Par acte notarié du 8 décembre 2018 reçu par Maître [C], Notaire à [Localité 3], un traité de cession de l’étude sous condition suspensive a été signé entre Maître [Z] [L] et la SELARL [H] [D].
La condition suspensive était attachée à l’obtention de l’agrément de la SELARL [H] [D] comme successeur de Maître [Z] [L] et sa nomination en qualité de Notaire à [Localité 2], par arrêté du garde des sceaux, Ministre de la justice.
Monsieur [H] [D] a prêté serment devant le Tribunal Judiciaire de Charleville-Mézières le 22 novembre 2019.
Son prêt à la banque postale n’ayant pas été débloqué, la signature de l’acte de cession définitif a été reportée au 13 décembre 2019 à [Localité 3].
A la signature de l’acte de cession définitif, Maître [Z] [L] était assistée de Maître [O] [V], notaire à [Localité 4].

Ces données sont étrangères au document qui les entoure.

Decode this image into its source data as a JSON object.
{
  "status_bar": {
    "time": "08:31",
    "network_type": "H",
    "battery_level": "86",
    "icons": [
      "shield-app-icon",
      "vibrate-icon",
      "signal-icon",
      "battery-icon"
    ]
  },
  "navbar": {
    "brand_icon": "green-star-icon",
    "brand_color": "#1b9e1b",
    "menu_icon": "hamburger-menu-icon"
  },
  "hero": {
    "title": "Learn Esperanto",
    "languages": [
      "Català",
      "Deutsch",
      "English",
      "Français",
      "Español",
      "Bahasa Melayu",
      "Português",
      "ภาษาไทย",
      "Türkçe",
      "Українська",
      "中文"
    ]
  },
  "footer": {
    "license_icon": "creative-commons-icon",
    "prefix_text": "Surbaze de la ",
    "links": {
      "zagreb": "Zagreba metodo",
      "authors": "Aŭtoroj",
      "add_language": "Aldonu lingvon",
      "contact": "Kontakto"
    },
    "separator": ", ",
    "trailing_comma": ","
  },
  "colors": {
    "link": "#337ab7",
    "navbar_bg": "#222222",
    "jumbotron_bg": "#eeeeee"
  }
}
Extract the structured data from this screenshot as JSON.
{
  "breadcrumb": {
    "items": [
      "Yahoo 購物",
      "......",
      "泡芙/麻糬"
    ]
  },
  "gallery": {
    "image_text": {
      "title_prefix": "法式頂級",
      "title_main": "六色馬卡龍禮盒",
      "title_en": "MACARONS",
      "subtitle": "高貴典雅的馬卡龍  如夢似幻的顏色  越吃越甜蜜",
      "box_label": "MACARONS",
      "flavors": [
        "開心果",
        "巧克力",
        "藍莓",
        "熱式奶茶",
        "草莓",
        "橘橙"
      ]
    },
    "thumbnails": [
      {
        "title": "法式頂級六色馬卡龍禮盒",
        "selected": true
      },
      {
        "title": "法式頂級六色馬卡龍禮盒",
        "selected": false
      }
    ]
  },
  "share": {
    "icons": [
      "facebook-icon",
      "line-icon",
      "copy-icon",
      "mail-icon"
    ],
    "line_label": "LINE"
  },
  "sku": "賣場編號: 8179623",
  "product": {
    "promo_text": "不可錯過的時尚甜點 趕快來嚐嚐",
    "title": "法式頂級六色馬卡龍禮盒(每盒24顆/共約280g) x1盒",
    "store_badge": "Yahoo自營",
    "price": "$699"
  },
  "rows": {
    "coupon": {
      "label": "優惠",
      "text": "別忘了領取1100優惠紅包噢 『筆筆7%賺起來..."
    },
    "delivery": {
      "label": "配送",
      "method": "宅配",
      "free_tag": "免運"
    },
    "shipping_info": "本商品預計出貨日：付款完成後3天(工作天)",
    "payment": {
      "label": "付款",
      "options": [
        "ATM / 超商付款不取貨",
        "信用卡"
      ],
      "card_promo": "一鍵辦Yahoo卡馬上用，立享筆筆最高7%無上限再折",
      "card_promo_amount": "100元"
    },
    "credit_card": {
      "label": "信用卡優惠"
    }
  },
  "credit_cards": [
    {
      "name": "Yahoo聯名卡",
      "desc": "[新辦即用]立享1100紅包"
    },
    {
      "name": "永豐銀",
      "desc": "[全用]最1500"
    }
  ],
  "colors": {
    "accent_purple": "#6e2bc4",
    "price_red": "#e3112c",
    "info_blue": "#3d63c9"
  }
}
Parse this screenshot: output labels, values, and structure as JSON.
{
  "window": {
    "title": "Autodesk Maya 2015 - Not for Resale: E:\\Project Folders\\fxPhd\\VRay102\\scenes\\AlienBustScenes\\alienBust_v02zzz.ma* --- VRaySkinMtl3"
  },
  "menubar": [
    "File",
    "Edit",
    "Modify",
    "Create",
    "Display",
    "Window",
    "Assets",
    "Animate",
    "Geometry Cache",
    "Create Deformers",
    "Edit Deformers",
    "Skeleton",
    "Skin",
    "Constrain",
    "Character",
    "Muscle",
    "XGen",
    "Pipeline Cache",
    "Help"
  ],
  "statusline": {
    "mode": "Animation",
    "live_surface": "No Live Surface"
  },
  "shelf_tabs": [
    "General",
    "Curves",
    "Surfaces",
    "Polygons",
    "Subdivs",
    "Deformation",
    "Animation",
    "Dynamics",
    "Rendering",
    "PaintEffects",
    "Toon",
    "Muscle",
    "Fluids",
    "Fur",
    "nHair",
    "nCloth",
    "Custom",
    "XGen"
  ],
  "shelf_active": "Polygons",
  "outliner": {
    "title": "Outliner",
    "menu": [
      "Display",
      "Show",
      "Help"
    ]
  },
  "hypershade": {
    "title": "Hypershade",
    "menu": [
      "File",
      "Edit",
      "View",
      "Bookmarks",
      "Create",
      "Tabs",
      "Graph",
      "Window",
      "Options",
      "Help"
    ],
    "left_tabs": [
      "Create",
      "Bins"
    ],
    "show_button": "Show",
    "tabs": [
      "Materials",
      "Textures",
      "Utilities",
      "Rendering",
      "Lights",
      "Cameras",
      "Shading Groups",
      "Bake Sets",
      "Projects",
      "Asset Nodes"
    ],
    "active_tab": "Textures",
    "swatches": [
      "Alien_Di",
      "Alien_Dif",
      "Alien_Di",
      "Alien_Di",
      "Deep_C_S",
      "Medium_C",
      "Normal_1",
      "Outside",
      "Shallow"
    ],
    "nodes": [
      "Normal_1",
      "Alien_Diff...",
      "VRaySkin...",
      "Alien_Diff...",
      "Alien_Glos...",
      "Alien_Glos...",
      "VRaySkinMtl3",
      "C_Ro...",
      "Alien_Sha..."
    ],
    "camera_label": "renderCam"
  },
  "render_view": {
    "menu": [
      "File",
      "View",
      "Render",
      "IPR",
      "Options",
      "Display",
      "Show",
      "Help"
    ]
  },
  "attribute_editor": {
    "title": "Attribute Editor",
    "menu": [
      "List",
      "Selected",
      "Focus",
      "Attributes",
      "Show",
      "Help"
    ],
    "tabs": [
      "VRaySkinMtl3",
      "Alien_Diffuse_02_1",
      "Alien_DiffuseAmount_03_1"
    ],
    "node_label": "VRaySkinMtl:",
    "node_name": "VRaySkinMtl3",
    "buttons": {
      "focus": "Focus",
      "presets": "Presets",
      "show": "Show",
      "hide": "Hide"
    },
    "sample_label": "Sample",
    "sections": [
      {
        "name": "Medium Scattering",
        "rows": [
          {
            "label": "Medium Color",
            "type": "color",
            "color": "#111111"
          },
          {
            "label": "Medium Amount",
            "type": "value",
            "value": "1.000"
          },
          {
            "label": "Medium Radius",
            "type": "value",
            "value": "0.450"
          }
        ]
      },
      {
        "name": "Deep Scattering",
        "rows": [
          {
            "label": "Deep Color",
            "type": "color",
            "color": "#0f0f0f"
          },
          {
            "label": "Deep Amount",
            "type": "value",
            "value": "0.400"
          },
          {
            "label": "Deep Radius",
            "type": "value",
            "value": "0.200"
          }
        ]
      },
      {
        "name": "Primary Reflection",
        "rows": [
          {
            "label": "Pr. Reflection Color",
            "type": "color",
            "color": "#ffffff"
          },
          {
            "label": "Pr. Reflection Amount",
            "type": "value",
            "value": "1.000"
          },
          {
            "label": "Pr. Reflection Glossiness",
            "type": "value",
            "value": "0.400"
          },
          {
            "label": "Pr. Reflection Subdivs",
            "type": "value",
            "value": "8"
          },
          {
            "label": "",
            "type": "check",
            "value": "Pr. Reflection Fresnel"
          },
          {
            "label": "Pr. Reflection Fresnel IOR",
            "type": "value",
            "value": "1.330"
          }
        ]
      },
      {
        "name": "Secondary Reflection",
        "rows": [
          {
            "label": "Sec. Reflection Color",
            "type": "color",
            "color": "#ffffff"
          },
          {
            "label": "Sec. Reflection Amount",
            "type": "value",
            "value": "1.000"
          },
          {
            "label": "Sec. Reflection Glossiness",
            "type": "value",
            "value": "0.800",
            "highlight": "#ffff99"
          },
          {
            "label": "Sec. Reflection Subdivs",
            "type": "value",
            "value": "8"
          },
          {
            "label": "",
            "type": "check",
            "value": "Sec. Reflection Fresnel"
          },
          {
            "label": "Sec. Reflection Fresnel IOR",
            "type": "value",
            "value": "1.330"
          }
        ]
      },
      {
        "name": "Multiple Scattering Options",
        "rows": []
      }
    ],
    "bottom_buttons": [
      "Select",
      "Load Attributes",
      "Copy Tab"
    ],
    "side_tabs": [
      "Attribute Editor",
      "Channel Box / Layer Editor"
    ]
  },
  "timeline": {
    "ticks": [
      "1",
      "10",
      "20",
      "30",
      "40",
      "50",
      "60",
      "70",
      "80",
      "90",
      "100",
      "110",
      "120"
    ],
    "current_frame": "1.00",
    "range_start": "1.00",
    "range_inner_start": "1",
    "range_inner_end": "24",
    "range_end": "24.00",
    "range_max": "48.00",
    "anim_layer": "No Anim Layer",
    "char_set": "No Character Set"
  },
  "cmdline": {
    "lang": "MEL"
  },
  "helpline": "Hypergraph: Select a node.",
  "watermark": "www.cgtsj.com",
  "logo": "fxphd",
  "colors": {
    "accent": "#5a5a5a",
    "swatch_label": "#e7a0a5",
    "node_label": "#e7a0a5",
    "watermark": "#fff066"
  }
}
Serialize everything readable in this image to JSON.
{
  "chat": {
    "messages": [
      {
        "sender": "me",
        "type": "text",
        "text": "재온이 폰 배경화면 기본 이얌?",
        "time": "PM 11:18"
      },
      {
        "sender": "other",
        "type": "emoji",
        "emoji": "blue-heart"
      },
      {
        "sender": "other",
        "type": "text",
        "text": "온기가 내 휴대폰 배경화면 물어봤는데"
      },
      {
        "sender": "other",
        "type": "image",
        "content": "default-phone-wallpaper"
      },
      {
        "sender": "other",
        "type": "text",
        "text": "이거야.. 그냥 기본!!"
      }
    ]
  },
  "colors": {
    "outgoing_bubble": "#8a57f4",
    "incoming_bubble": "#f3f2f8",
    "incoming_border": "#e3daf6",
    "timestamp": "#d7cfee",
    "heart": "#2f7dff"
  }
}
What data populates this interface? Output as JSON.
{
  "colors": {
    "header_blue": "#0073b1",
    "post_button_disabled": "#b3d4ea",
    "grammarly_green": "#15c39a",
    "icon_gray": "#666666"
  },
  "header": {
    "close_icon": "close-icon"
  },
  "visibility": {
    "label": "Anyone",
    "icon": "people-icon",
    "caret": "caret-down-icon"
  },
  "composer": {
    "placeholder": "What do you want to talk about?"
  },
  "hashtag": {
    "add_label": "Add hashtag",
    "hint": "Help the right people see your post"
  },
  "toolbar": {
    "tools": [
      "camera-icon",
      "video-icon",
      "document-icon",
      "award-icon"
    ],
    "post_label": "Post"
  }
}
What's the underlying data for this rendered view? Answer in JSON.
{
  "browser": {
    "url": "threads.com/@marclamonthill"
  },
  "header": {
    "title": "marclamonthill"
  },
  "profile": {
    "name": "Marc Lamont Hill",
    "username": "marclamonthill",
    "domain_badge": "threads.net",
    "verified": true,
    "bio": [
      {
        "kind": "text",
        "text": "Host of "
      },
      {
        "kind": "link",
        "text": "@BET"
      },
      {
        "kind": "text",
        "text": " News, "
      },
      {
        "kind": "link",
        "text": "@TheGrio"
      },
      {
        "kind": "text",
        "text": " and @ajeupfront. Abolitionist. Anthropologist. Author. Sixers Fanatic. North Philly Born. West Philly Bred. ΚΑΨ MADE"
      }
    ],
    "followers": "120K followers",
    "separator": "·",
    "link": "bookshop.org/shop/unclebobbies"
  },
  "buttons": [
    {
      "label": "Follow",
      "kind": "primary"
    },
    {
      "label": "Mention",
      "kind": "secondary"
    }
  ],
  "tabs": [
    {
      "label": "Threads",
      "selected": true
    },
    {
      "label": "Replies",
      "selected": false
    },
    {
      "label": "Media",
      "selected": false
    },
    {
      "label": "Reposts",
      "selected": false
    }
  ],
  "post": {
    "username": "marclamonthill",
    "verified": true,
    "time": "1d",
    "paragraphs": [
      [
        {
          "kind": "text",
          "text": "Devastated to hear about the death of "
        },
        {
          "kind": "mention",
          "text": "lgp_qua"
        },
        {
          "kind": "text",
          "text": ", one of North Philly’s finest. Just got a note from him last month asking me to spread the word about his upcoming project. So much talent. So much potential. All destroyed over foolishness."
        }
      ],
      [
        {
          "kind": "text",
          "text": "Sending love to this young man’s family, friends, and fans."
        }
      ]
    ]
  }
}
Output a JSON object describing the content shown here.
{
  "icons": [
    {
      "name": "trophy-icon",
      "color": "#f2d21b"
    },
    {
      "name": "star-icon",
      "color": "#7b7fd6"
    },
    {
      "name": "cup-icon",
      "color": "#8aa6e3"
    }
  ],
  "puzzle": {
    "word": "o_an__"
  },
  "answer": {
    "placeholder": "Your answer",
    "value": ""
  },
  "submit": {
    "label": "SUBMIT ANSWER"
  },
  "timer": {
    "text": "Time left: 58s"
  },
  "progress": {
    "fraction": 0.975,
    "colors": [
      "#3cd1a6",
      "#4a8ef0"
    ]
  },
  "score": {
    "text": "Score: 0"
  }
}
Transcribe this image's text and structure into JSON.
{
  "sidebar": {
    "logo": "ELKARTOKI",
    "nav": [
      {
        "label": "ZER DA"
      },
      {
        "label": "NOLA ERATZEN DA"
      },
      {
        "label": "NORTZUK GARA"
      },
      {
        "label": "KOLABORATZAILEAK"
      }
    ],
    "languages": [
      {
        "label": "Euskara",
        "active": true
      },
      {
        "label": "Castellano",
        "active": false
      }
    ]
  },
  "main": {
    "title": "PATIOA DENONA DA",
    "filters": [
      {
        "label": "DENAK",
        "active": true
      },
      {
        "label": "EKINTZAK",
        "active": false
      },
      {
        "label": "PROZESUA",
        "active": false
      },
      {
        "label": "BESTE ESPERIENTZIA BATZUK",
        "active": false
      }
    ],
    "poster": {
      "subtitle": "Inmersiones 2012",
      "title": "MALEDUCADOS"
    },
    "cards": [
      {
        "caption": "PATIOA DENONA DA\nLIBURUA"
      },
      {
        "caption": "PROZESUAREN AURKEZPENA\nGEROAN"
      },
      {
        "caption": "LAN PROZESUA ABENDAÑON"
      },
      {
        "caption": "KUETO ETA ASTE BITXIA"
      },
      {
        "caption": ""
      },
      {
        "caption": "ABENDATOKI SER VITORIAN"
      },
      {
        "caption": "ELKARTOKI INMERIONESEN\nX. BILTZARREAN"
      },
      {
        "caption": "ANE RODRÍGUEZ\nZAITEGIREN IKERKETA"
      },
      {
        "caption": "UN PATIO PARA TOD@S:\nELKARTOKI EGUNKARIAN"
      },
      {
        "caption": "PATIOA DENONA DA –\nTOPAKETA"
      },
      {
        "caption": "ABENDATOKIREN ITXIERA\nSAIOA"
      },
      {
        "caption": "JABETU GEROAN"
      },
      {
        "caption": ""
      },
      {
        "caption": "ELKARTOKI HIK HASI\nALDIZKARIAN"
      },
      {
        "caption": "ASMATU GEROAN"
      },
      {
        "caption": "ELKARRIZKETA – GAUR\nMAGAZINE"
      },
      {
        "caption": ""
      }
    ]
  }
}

Au niveau des comptes entre les parties, le traité de cession fait état des modalités suivantes : “Il sera procédé à la clôture des comptes du cédant à la date de la prestation de serment du cessionnaire. Pour ce faire, les experts-comptables du cédant et du cessionnaire mettront à jour la comptabilité du cédant et procéderont à la régularisation de toutes les opérations en instance. Les parties conviennent que les comptes du cédant seront clôturés et apurés selon les prescriptions du Guide Comptable Notarial […].”
Par attestation du 03 décembre 2020 de Monsieur [G] [P], expert-comptable, il a été constaté une créance à l’égard du cessionnaire d’un montant de 115 216,58 euros.
Par acte de commissaire de justice du 27 février 2025, la clause compromissoire a été dénoncée à la SELARL [H] [D].
Se prévalant d’une créance impayée et de la réception en avril 2025 de l’acte authentique de cession, Madame [Z] [L] a dans ce contexte, fait assigner par acte de commissaire de justice le 2 décembre 2025 la SELARL [H] [D] devant le juge de référés du tribunal judiciaire de Charleville-Mézières sur le fondement de l’article 145 du Code de procédure civile et de l’article 2224 du Code civil aux fins de voir :
Au principal,
Renvoyer les parties à se mieux pourvoir,
Cependant dès à présent,
Ordonner une expertise comptable confiée à tel Expert qu’il plaira au Juge des Référés de nommer permettant d’établir le compte entre les parties au moment de la cession et de fixer par suite le montant de la créance due par la SELARL [H] [D] à Madame [Z] [L],Dire que la mission confiée à l’Expert sera ainsi rédigée : Solliciter de chacune des parties les écritures et pièces présentées par devant le Juge des Référés, Convoquer chaque partie et leur Conseil à une ou plusieurs réunions, la/les réunions pouvant être faite(s) au sein de SELARL [H] [D], Entendre les parties,Se faire communiquer les documents comptables utiles détenus par chacune des parties en se référant notamment aux opérations comptables définies et prévues par l’acte de cession à l’effet d’établir un compte de cession et de fixer par la suite le montant de la créance du cessionnaire, Etablir un compte entre les parties permettant de fixer le montant de la créance due par la SELARL [H] [D] à Madame [Z] [L],Etablir un pré-rapport d’expertise permettant à chacune des parties d’envoyer par suite un ou plusieurs Dires,Etablir un rapport définitif permettant d’observer l’état de la comptabilité de l’étude de Madame [Z] [L] au moment de la cession et de fixer par suite le montant de la créance due par la SELARL [H] [D]. Réserver les dépens.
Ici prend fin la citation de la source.